Quelles sont les principales conclusions de ce dossier ?
La majorité des femmes nous ont dit que la maternité était un handicap dans leur carrière. On pense généralement que cette profession, très féminisée, permet aux femmes d’élever leurs enfants sans que cela nuise à leur progression professionnelle. Ce n’est pas le cas.
Le bilan social qui a récemment été publié par le ministère de l’Éducation nationale illustre ce constat de manière tout à fait objective. Il faut d’ailleurs se féliciter que le ministère ait publié les chiffres du bilan social par sexe, ce qui permet d’avoir des éléments de comparaison très précis, catégorie par catégorie, étape par étape.
Une chose nous a particulièrement frappés au cours de notre enquête : lorsque l’on a demandé aux adhérentes si elles pensaient avoir rencontré des difficultés particulières en tant que femmes, la plupart ont répondu que non mais, après avoir affirmé n’avoir rencontré aucun obstacle, elles ont décrit des situations compliquées. Il y a une disparité entre l’image de femme forte et indépendante qu’elles veulent montrer et la réalité de la situation, plus difficile que celle des hommes.
Y a-t-il des chiffres marquants qui ressortent de ce dossier ?
Lorsque l’on regarde les chiffres du bilan social du ministère, on voit que plus les responsabilités sont importantes, plus la part des femmes diminue.
Il y a 86% de femmes parmi les personnels techniques et seulement 14% de femmes chefs d’établissement dans l’enseignement supérieur. Cette dégradation de la part des femmes est proportionnelle à la progression des niveaux de revenus et de responsabilité : 84% de professeurs des écoles, puis 58% des professeurs du second degré, 48% des personnels d’encadrement, 44% des maîtres de conférence, 37% des profs de classe préparatoire, 25% des professeurs d’université et aucune catégorie ne vient contredire ce constat !
Ces chiffres vous ont-il surprise ?
Pour une profession dite féminisée, c’est pour le moins renversant ! Si c’était vraiment le cas, nous devrions retrouver la même proportion de femmes à toutes les étapes, c’est à dire 70% de femmes partout. Il y a 70% de femmes professeurs, pourquoi n’y a-t-il que 48% de personnels d’encadrement femmes ?
Personnellement je ne m’étais jamais représenté la situation sous cet aspect, c’est grâce à cette enquête et à la transparence du ministère sur cette question que nous pouvons faire ce constat. Et pour l’institution, c’est un mauvais constat.

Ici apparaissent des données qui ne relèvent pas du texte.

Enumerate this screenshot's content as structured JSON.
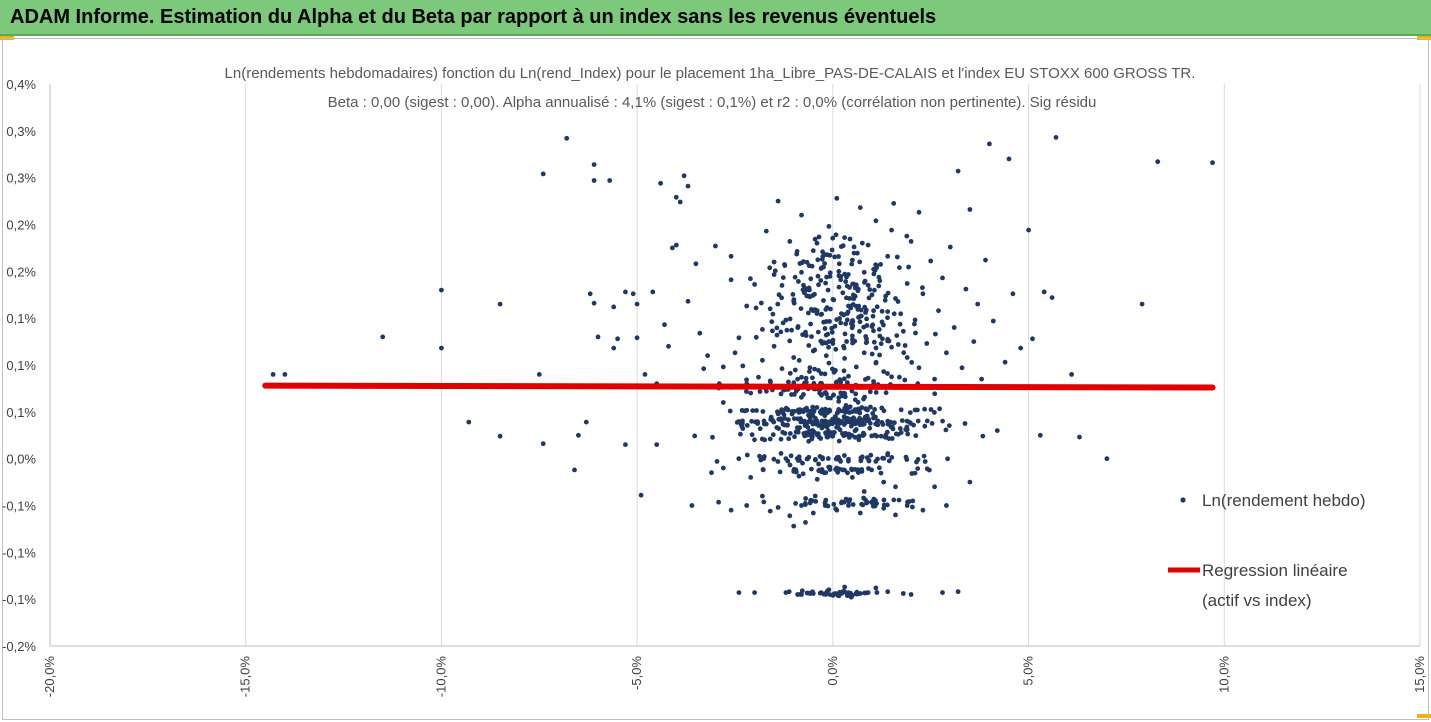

Les institutions ont-elles pris conscience de cette inégalité ?
Nous avions déjà abordé ce sujet auprès de la direction des ressources humaines. Nous avons également interrogé Frédérique Vidal, ministre de l’Enseignement Supérieur et Caroline Pascal, doyenne de l’inspection générale et Sophie Béjean, rectrice de Strasbourg qui est également présidente de l’Association des femmes dirigeantes de l’Enseignement supérieur.
Elles sont conscientes des difficultés rencontrées et elles proposent différentes façons de faire qui ne vont pas forcément dans le sens d’une discrimination positive mais plutôt dans l’accompagnement, le tutorat.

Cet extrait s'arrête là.